Als de eend echt ver weg vliegt ga ik samen met Huib, Paul en Gert terug naar onze auto's. We rijden nog even naar de Ruigpootbuizerd bij Kockengen, ik kom er toch langs op weg naar polder Groot Mijdrecht. Ook hier komt de telescoop meer dan goed van pas, we moeten zelfs fors inzoomen om de Ruigpoot te ontdekken. Hier maken we geen bewijsplaatjes, dit beest is cameraschuw en zit op honderden meters afstand uit te buiken op de rand van een maisakker.

Ooit, in januari 2010, had ik het geluk om zelf een Ruigpootbuizerd te vinden tijdens een rondje polder. Deze zat toen heel mooi dichtbij en liet zich gewillig door mij vastleggen. Het was toen mijn eerste zelf ontdekte Ruigpoot en ik was er dolblij mee. En dan ook nog foto's..... Hieronder dus. Het mooiste vind ik de lichte iris van de Ruigpoot, hetgeen overigens duidelijk maakt dat het een jonge vogel betreft.

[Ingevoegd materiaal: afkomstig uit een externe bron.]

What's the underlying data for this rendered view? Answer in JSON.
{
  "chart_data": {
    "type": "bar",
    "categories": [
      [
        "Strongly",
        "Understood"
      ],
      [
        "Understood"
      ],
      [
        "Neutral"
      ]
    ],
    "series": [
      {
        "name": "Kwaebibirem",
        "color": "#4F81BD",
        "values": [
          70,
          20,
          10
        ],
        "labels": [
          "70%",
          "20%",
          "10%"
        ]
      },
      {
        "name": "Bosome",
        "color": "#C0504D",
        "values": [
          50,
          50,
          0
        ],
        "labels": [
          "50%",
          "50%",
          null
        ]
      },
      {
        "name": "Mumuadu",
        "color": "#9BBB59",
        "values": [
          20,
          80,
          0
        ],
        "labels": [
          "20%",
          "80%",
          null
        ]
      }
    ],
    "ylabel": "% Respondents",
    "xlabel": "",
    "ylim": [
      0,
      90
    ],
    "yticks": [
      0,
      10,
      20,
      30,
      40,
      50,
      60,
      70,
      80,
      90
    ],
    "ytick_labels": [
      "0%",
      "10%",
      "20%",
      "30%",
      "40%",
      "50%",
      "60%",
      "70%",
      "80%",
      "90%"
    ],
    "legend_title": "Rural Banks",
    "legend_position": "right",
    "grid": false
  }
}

Een eerste winterkleed noemen we dat. Er zijn natuurlijk nog meer kenmerken voor een eerste winterkleed. Bijvoorbeeld het donkerbruine buikschild. Het allerbelangrijkste waarom het een Ruigpootbuizerd is: de bevederde poten.

Ruigpootbuizerd (Buteo Lagopus, Rough-legged buzzard)

Ruigpootbuizerd (Buteo Lagopus, Rough-legged buzzard)


Inmiddels ben ik aardig afgedwaald maar zo gaat dat met een passie. Na de Ruigpoot van Kockengen reed ik door naar mijn polder. Natuurlijk heb ik even de Kolganzen bekeken en nog een ringetje afgelezen. YJV zwart. Geringd in 2010 en nu voor de 5e keer hier in de polder door mij afgelezen. Ze zijn echt plaatstrouw, die Kollen.
Vervolgens stopte ik bij de 'Grote Wije', een plas in de Botshol, naast de Vinkeveense plassen. Het eerste wat ik denk als ik de telescoop heb opgezet is, "Wat zwemt daar?" Een blik in de scoop tovert een brede grijns op mijn gezicht. Een Brillie! Brilduikers zijn zo leuk! Prachtige kleine eendjes die, de naam zegt het al, veelvuldig duiken en waarvan de mannetjes een gezichtje hebben met daarop lichte vlekken onder de goudgele ogen waardoor het lijkt of ze een leesbril dragen. De vrouwtjes zijn bruin met grijs van kleur maar hebben ook heel mooie oogjes.

Brilduiker vrouwtje

Brilduiker, man en 2 vrouwtjes ((Bucephala Glangula, Common Goldeneye)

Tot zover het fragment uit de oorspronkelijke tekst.